Switzerland: Swiss Dream Ride
Playing cards were fastened to the frame of my bicycle with clothespins. I’d packed a lunch and tucked my Heidi book into my pants. As the cards hit the spokes, my bike made a satisfying roar down the street, and I felt certain that I would be in Switzerland by lunchtime. I had no idea that I would one day ride among the beautiful Edelweiss flowers for real.
As a child, I imagined that some friends and I would get choppers, blast out of our dusty, hot California location, and ride to Switzerland. We would eat cheese and chocolate, but no broccoli, and make friends with Heidi, Peter, and Grandpa. When we weren’t riding our motorcycles, we would play with the baby goats and catch snowflakes on our tongues. Maybe we’d get jobs fixing cuckoo clocks or washing bikes.

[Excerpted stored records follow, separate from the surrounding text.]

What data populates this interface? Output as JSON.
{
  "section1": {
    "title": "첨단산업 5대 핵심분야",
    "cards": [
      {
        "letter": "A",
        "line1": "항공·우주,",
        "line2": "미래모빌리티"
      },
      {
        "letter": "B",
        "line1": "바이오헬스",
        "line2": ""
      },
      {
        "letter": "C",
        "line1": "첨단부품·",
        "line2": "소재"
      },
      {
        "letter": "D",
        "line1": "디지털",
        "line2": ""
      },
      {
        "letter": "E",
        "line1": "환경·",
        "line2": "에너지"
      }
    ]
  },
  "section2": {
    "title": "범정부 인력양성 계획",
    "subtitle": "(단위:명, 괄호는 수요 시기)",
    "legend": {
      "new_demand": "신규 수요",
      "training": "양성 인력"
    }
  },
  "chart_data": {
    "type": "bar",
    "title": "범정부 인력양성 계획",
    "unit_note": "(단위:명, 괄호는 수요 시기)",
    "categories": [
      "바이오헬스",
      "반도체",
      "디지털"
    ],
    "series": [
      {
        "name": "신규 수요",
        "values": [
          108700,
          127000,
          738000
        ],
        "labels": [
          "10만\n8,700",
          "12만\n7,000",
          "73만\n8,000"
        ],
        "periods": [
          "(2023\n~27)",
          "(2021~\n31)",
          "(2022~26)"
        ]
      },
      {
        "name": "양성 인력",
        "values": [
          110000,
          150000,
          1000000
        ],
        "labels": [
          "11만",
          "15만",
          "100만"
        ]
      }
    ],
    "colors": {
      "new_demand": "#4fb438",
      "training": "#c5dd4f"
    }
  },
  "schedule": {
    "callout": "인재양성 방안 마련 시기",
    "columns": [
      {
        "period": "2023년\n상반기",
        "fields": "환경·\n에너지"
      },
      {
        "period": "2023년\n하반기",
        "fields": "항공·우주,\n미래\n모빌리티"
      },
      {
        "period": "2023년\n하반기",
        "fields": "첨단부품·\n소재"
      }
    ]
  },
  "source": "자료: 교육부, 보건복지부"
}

As a young man, I discovered that my home town wasn’t so bad, except all the really great women were taken. Maybe it was to find the right girl, or perhaps it was to pursue the dream of riding one of the most stunning mountain ranges in the world—but I finally went to live right on the edge of the Alps, working as a teacher on an American military base in Germany.
Luck was with me; I found the perfect girl while she was teaching on a different base. In the bright light of our marriage, the dream of riding a motorcycle in Switzerland faded. We moved to her home in cool, sweet Oregon to raise our family.
As the highland adventure sparkled dimly in long-forgotten imaginings, the kids grew up and left to seek their own lives. Sharon and I decided against fixing cuckoo clocks but determined we would return to Europe to ride the amazing Swiss Alps.
Picking up the Bike
Talk about visions! The BMW K 1600 GTL that we pick up in Munich takes our breath away. It’s an incredible two-up Alp-touring machine, but after opening the saddlebags, Sharon’s heart falls; it appears that there’s no room for gear. However, like most BMW bags, much of the packing space is in the lid. We are able to fit everything in except a football-sized lens that I seem to lug everywhere I go.
Never one for grab rails, Sharon puts her arms around me, and we take off to Switzerland. We decide that doing day rides from a central location is better than catching nearly every turn on a fully-loaded bike. Our first base is near jewel-hued lakes surrounded by knife-edged mountains and fabulous pass roads. Sharon has booked us for five days in Pontresina, near the famous town of St. Moritz. Home to the 1928 and 1948 Olympics, the gorgeous valley that holds these two resorts boasts 300 sunny days a year.